Kid’s today are the same – parents are morons, or just lazy (or simply not good parents – long live House M.D.:). TEACH your child difference between good and bad, and it will have no problem with TV news, let alone with Lego minifigs expression… This is just a toy, lovely, beautifull, creative toy.
…it is so trivial that I feel stupid even talking about it seriously :)
I’m sorry if I was too harsh and offended anybody :)
While the media have obviously over-magnified this element of the study, I do feel that the scientists kind of set themselves up for this by putting some speculative bullsh*t in their conclusion:
“We cannot help but wonder how the move from only positive faces to an increasing number of negative faces impacts how children play.”
“LEGO might not be able to hold onto its highly positive reputation. The children that grow up with LEGO today will remember not only smileys, but also anger and fear in the Minifigures’ faces.”

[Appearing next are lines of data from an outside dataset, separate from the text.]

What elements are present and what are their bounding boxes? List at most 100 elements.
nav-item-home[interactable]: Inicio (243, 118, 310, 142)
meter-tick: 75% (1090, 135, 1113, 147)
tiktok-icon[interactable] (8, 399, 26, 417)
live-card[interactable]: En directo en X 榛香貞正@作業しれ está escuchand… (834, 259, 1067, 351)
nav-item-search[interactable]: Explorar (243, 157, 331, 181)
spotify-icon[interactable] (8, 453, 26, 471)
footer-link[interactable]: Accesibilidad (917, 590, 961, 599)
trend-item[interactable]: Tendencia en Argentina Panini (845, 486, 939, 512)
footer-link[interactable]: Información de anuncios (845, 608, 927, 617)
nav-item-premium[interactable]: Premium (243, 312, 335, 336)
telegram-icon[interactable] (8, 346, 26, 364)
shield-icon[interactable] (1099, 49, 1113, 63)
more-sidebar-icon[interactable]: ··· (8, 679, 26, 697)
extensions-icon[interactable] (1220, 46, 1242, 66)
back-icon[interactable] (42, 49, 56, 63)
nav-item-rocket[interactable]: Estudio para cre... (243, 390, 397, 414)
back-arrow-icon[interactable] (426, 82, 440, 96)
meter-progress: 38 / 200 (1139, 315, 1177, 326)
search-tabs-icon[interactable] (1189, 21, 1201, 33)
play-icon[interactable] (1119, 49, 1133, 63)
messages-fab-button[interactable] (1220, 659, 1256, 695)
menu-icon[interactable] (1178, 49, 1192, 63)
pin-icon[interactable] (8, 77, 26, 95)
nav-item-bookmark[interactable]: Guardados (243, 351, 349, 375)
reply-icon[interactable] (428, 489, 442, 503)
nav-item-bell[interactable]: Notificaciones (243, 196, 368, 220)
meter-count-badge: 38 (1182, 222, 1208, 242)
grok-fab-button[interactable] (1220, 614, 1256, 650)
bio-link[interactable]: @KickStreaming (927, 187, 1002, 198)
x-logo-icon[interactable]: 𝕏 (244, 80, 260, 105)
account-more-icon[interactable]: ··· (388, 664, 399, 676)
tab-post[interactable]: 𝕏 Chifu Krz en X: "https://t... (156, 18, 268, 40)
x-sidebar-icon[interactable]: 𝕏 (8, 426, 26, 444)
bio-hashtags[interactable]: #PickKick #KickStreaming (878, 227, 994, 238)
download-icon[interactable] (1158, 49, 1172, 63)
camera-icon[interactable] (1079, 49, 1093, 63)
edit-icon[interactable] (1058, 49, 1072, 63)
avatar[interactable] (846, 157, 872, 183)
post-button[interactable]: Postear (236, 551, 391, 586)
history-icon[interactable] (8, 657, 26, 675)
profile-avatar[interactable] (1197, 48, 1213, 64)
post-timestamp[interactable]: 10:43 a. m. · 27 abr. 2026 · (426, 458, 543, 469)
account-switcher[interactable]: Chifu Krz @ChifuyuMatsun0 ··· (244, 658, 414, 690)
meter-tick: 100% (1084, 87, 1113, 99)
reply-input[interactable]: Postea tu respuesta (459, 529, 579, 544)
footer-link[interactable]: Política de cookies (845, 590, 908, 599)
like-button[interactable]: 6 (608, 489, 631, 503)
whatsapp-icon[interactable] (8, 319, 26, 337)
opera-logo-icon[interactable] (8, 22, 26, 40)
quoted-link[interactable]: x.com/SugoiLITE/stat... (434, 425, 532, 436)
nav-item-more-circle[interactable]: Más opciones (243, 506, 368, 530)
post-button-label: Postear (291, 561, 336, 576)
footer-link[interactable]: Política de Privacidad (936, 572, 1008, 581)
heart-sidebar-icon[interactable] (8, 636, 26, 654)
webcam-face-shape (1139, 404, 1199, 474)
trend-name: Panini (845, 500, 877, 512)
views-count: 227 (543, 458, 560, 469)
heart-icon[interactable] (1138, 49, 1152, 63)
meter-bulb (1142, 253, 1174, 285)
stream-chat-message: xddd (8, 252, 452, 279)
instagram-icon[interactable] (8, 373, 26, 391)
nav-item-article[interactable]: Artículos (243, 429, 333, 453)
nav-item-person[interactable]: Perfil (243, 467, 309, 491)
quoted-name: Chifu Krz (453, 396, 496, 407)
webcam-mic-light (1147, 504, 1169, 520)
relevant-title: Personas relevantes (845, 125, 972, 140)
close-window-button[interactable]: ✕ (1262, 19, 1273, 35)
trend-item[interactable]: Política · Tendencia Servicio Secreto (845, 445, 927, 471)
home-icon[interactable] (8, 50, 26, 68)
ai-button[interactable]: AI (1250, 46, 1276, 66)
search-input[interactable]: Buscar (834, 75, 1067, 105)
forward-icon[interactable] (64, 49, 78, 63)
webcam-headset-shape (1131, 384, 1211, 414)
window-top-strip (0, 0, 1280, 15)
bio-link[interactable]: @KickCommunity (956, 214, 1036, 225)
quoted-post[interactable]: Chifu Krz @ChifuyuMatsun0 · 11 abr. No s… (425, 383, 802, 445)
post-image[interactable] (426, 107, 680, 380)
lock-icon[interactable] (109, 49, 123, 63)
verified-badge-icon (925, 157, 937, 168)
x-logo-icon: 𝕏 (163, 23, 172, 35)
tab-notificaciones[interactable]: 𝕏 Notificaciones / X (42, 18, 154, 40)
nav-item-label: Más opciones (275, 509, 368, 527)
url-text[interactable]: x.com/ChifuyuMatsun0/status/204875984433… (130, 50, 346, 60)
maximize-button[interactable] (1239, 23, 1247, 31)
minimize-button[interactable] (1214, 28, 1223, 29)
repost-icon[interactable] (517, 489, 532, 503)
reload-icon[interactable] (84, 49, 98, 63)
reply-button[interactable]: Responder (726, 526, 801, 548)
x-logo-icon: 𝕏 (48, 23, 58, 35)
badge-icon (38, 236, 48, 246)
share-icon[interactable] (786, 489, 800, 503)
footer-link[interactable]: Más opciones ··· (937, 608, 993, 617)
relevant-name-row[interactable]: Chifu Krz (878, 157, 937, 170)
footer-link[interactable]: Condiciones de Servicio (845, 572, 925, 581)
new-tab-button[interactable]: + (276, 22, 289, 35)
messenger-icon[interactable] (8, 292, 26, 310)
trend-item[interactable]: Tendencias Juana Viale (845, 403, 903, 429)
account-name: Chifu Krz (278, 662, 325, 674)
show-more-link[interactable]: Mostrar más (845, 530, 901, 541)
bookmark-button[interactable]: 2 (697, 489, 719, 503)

“Designers of agent faces should take great care to design the expressions and to test their effect since toys play an important role in the development of children.”
I think they meant “An interesting area for future research would be the impact of increased agent facial variety on how children play.”
You are absolutely right that there is a lot of bad journalism happening here (and make an apt paralell to the Friends controversy), but in my opinion there’s also some sloppy science writing at fault too.
The media are a bunch of overworked english majors. I have known quite a few and they are not overwhelmingly science-literate as a rule. This type of coverage is unfortunately not very surprising.
What I find more annoying is the design of the study. I do not have the mathematical chops to check their analysis, but there are a few other things I would have questions about.
One is their apparent bias. On the plus side, they do seem to be at pains to explain in depth their procedures. However, there were a few places where an underlying bias shows through. The most telling slip is in the conclusions section. “So far LEGO *did at least* not produce classical military themes” (my emphasis).
Another is the fact that they only have one positive rating category and many negative ones. There was no categories for “serious” or “determined” – categories that are not negative and yet seem to fit the exemplar for “Anger” in table V better than “anger”.
This is what bothers me the most. Everyone starts with a hypothesis and some bias (though most do a better job of screening their comments in the conclusion), but if it interferes with the design of the study, then no amount of double-blinding will keep the results from being skewed.
Of course, blathering on in the conclusions about things that they weren’t even studying didn’t help to suppress the natural hyperbole of the press.
Watch what you say about English majors…
Correlation and causation are two completely different things.
I think we would be unwise to dismiss the non-results of this study so quickly. The same year that Lego produced it’s first gun for a minifigure, violent crimes carried out by minors hit a 10 year peak. The month after pictures were leaked of the Lego Collectable skydiver miniature a man skydived from low orbit. Now this alarming figure head information comes to light and suddenly escalating diagnoses of Depression begin to make sense. It can be safely speculated that Lego controls our every action with these voodoo-like figures and that we are helpless pawns in their machinations, helpless but to follow their master plan of “Play Well”
^Wolf, you are my hero.
@Creative Anarchy: in that case I hope LEGO releases set 3001 “CLIMATE CHANGE FIX SUPERHEROES” real soon.